In any event, as you prepare for the results and the spin wars, I’d recommend as the best single backgrounder Ron Brownstein’s piece published by The Atlantic yesterday on the “tectonic plates” of this and future elections. Ron very carefully covers such essential topics as the history of second-term midterms (the average loss of Senate seats for parties holding the White House in a second midterm is over seven), the convergence of straight-ticket voting with an unusually pro-Republican Senate “class;” and the “midterm falloff” problem afflicting young and minority voters and hence Democrats. But here’s the data point that’s most important to keep in mind tonight: the demographics of the midterm and presidential electorates are so different that exactly the same performance among different groups that could earn GOPers a “smashing victory” tonight could lead to abject failure in 2016. How do we know this? Because it happened between 2010 and 2012:
[I]f the 2016 Republican nominee wins the same share of whites that polls show the party positioned to capture in the 2014 House races, the Democrat would win the next presidential race—absent meaningful GOP gains with minority voters.
Republicans don’t need to look very far back to grasp that truth. In 2010, the exit polls found that Republican House candidates won 60 percent of white voters (for the first time in the history of polling) and the GOP enjoyed the biggest midterm House gain for either party since 1938. Two years later, Romney virtually matched them by taking 59 percent among white voters and didn’t come close to retaking the White House. Recognizing that reality, two prominent GOP strategists—Neil Newhouse (Romney’s lead pollster) and Glen Bolger—issued a firm warning last week in a Washington Post op-ed: “Winning in a non-presidential-turnout year, when older and white voters make up a larger percentage of the electorate, should convince no one that we’ve fixed our basic shortfalls with key electoral groups, including minorities and younger voters.”
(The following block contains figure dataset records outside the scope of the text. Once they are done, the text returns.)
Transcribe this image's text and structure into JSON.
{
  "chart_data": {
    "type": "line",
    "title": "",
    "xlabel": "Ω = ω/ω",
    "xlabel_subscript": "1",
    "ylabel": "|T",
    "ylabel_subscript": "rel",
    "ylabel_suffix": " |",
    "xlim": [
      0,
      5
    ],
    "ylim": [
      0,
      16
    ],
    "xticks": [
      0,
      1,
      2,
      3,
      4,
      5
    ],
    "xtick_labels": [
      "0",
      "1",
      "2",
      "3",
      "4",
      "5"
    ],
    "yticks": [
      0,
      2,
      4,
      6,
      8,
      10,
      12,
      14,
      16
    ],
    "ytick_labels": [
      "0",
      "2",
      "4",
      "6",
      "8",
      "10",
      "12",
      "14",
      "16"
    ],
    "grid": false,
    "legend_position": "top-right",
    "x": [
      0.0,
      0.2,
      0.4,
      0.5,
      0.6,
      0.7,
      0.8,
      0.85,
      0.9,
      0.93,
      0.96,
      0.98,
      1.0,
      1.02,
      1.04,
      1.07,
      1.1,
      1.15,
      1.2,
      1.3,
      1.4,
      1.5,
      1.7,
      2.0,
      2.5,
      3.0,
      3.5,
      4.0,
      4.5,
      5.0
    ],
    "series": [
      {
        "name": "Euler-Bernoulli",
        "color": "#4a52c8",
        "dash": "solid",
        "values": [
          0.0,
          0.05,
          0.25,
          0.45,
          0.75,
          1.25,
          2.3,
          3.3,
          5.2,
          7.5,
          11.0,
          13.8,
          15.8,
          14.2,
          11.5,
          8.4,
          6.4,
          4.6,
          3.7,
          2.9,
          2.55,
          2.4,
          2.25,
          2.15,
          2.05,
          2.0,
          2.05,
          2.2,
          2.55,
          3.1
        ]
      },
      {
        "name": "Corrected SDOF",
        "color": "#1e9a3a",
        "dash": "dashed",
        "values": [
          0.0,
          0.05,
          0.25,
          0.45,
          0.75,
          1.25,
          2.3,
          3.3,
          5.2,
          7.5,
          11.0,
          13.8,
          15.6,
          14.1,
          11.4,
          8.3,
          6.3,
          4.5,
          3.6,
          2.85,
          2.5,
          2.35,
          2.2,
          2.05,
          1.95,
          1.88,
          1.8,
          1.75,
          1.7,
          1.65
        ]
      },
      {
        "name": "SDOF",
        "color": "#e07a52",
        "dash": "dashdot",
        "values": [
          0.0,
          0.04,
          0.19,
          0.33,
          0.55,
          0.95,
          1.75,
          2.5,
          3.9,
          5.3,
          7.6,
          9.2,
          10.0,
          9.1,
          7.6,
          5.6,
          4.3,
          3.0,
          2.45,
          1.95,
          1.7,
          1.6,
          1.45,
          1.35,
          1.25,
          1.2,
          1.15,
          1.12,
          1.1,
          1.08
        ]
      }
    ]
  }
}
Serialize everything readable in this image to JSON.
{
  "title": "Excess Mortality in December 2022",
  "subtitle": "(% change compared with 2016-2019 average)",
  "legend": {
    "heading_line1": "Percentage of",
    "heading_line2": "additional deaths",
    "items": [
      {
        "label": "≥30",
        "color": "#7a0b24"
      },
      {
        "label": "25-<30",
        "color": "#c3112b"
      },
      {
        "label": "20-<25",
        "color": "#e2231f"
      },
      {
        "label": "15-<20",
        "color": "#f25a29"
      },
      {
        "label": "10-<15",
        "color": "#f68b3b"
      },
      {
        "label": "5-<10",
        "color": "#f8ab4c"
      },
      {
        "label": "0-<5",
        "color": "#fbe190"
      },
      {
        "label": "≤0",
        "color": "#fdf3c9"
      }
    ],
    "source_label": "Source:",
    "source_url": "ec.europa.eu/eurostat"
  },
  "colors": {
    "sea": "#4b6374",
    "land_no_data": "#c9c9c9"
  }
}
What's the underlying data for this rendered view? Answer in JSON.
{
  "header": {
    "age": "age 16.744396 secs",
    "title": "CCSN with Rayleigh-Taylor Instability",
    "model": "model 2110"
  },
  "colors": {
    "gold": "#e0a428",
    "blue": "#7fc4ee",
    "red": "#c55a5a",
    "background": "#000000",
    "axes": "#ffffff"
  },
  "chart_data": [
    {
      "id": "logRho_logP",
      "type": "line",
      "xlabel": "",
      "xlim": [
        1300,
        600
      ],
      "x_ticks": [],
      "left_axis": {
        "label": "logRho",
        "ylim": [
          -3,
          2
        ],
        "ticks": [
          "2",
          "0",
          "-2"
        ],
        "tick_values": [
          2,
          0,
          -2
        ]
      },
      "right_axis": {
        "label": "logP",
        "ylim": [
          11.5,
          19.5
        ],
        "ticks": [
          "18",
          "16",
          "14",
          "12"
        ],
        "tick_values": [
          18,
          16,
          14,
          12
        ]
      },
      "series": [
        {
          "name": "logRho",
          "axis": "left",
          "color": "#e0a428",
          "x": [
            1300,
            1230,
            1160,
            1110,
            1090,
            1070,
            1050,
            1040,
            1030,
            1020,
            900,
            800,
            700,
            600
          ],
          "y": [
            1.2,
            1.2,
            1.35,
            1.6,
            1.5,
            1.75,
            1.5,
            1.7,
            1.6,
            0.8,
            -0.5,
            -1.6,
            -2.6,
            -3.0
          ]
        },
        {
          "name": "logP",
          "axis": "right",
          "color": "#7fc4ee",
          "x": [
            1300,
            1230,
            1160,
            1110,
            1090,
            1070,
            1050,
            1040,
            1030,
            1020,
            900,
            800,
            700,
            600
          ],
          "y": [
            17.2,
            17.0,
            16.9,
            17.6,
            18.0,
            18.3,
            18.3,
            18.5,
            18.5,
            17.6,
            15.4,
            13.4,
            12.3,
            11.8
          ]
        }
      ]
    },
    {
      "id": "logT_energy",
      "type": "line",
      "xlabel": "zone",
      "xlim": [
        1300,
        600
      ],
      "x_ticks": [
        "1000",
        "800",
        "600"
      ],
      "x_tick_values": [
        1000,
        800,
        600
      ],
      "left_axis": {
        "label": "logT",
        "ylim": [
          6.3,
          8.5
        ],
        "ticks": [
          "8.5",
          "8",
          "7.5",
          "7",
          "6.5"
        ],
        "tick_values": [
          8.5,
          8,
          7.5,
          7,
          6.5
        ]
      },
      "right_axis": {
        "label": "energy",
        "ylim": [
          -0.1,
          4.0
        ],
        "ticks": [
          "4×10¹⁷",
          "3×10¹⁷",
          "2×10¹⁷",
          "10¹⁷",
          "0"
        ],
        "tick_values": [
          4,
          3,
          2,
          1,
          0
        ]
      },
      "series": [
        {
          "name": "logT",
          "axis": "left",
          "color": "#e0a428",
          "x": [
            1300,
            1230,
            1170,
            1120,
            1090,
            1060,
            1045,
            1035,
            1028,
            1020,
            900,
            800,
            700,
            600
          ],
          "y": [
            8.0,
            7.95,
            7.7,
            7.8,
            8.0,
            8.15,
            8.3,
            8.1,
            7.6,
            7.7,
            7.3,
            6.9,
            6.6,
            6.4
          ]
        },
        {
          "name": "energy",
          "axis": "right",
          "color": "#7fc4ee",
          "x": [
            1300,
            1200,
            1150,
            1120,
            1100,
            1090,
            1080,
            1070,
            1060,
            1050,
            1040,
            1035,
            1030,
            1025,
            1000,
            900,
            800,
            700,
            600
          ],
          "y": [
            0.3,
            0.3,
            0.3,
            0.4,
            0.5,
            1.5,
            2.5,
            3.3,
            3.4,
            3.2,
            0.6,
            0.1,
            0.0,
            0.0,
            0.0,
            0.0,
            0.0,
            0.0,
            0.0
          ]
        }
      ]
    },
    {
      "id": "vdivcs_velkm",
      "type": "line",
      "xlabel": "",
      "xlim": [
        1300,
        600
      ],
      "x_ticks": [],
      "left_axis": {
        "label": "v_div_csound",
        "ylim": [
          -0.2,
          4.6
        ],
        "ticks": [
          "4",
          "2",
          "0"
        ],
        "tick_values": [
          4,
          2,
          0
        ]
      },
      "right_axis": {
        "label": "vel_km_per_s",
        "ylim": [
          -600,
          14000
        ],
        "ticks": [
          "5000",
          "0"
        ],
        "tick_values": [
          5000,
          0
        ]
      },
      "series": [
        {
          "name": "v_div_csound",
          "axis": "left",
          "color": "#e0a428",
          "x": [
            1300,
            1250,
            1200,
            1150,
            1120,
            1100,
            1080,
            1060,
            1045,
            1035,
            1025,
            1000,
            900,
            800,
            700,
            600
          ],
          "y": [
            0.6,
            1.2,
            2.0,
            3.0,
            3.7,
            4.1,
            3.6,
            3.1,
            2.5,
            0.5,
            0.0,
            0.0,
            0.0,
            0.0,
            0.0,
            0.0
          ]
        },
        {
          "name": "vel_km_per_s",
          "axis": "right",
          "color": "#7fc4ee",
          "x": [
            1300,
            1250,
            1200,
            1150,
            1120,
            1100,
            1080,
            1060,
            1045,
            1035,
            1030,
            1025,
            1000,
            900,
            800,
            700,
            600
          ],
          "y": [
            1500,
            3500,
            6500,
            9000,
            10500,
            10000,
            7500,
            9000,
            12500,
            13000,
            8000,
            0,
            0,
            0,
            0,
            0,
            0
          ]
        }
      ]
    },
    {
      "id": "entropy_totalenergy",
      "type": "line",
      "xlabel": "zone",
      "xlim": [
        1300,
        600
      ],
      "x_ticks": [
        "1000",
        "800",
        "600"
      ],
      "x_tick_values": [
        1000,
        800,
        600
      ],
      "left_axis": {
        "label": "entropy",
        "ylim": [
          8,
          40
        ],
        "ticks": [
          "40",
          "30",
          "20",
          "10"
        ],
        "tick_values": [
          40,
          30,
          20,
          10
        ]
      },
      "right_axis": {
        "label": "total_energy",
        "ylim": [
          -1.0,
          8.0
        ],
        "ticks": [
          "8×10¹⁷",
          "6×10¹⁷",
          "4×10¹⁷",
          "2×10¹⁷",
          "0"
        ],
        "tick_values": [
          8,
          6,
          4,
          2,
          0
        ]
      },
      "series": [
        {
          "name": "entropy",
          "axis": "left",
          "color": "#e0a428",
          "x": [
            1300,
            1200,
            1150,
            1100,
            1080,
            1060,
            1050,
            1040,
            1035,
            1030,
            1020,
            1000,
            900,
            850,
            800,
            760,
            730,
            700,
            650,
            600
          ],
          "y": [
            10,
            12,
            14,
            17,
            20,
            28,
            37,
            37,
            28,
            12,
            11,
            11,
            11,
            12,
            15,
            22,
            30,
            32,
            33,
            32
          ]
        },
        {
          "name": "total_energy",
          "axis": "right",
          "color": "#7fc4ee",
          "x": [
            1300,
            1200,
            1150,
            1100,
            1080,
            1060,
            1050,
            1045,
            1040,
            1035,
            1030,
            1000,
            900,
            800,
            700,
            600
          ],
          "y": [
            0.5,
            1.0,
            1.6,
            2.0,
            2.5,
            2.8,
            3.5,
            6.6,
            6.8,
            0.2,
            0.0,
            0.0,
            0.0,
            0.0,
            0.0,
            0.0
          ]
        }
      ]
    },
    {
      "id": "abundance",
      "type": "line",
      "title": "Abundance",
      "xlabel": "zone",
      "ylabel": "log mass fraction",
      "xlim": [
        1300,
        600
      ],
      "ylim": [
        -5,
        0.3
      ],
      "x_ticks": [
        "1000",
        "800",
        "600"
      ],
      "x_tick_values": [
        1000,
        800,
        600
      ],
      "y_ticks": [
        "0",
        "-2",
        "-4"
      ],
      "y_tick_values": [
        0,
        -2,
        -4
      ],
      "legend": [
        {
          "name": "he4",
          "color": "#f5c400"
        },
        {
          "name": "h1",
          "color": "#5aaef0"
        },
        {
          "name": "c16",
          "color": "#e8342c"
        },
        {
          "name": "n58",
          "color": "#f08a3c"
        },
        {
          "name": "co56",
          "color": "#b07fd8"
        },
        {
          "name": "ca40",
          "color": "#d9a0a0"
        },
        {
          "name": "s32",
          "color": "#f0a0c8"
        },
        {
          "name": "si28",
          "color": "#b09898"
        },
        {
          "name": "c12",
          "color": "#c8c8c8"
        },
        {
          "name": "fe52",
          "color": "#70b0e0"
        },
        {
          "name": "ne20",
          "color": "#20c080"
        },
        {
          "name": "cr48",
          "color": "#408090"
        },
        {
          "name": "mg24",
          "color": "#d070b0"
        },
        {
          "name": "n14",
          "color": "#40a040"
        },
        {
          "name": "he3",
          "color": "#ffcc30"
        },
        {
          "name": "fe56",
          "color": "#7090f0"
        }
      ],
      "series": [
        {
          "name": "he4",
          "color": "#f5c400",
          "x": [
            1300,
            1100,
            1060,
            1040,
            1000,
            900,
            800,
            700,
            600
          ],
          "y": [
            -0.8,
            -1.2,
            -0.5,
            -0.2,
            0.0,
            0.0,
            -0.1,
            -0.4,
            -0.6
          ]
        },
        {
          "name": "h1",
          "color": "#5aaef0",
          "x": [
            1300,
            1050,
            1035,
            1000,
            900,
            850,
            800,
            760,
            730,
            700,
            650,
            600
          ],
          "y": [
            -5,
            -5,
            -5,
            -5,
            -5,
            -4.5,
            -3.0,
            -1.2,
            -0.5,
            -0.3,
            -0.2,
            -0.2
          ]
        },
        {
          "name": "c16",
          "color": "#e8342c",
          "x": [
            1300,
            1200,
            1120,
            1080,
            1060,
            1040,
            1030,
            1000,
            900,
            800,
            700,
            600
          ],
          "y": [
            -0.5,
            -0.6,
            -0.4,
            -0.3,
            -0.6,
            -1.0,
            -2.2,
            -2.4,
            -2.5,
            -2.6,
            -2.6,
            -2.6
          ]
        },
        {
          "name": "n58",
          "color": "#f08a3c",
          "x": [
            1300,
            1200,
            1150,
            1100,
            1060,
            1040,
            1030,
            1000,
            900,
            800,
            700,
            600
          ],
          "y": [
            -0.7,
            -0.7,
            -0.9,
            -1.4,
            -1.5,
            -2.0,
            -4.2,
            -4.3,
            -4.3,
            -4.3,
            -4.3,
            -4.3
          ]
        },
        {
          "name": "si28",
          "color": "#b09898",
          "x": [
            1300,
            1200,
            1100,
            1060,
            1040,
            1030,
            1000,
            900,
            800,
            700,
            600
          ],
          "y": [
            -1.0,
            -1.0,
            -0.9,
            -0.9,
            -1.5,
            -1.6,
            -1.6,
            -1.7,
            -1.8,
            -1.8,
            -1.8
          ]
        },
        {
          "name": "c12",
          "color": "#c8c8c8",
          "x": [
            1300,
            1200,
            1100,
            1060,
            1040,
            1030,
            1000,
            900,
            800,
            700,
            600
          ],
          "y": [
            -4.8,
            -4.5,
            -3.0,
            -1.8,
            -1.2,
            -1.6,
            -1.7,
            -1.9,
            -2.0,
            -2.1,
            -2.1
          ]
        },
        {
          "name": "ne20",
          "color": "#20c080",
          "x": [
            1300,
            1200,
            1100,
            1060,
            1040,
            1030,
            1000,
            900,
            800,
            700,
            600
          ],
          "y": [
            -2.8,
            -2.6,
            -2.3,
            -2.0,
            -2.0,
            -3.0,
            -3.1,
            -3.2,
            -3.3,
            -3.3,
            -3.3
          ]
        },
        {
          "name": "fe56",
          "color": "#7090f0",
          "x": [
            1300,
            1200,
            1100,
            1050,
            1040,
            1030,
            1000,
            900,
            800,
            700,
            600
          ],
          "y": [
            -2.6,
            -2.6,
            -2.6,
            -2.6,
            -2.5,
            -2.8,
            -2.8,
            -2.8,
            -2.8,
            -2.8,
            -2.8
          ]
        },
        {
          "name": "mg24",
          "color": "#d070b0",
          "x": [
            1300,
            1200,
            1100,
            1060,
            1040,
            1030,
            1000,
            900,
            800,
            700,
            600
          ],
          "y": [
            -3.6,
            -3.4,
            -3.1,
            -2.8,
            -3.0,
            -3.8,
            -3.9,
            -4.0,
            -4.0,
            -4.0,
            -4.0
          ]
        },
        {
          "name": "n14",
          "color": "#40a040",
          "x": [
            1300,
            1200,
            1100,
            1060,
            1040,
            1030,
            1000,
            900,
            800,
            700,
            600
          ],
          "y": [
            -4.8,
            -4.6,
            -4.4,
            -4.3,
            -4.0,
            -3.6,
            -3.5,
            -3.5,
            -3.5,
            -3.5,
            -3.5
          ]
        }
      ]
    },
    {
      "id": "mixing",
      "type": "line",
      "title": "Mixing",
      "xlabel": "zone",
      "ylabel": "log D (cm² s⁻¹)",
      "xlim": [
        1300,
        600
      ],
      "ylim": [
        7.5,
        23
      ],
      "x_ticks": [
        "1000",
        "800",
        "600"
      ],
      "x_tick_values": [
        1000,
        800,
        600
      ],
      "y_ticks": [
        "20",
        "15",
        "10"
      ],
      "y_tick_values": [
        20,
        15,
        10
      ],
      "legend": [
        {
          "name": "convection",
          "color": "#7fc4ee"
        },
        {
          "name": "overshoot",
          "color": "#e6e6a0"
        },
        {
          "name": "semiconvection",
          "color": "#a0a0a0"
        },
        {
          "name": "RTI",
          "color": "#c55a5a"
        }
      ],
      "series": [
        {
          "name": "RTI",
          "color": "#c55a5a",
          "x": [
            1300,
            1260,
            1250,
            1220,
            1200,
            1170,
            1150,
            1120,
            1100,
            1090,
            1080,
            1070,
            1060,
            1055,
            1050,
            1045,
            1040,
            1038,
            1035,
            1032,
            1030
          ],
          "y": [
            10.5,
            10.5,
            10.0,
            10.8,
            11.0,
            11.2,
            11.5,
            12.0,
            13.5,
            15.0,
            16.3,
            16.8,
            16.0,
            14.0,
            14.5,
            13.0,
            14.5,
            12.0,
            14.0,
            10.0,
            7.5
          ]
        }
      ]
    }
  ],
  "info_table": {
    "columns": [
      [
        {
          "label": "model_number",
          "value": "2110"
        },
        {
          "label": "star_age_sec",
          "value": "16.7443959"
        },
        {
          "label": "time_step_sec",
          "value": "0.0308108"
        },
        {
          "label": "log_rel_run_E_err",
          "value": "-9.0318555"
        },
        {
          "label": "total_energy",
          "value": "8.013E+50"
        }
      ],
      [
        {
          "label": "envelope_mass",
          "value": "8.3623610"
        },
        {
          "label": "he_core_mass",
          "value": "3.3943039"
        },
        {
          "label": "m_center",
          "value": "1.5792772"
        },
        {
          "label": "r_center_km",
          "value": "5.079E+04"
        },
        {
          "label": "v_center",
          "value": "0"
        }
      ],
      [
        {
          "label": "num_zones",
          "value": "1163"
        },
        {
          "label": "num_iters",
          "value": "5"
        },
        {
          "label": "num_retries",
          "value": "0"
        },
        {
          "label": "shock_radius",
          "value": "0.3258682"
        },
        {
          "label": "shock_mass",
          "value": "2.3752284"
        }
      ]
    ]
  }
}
Geography echoes demography, at least when it comes to presidential elections:
Geography sends similar caution signs to the GOP. For all of their likely gains this year, Republicans almost certainly won’t dislodge any Democratic Senate seats from what I’ve termed the Blue Wall: the 18 states Democrats have carried in at least the past six consecutive presidential elections. Even in 2010, when a cresting wave helped Republicans take Blue Wall Senate seats in Illinois, Pennsylvania, and Wisconsin, the party could not follow up by capturing those states in the next presidential race. Although Republicans this year have reaffirmed their ability to compete for states at the edge of the modern Democratic map—Colorado, Iowa, New Hampshire—until they show they can break the Democrats’ hold on some of the core Blue Wall’s 242 Electoral College votes, the GOP will begin the presidential race in a geographic hole. As Newhouse and Bolger wrote, “Republicans were not able to put any Senate races in those Blue Wall states in play. Thus the GOP ‘strategy’ [for 2016] is essentially to be perfect in purple states—not a game plan with a high probability of success.”
Brownstein doesn’t spend his entire column raining on tonight’s planned Republican parade; he clearly thinks Obama’s poor approval ratings and the shakiness of the economy are going to be a problem for Democrats in 2016. But the question remains: can Republicans take advantage of their opportunities then if they delude themselves into believing they’ve won some sort of mandate today?
Look, I understand the temptations of a good election night. Back in 1998 I wound up on MSNBC (not so big a deal then) as a Democratic “analyst” of what was happening in that midterm, and mostly what I did was to grin like an idiot. But then again, that truly was a historic election, insofar as it was the first second-term midterm ever where the president’s party gained congressional seats. I don’t think tonight is going to compare in surprise value, and in may just tell us Republicans are capable of picking up spare change on the ground and Democrats can’t stop dropping it.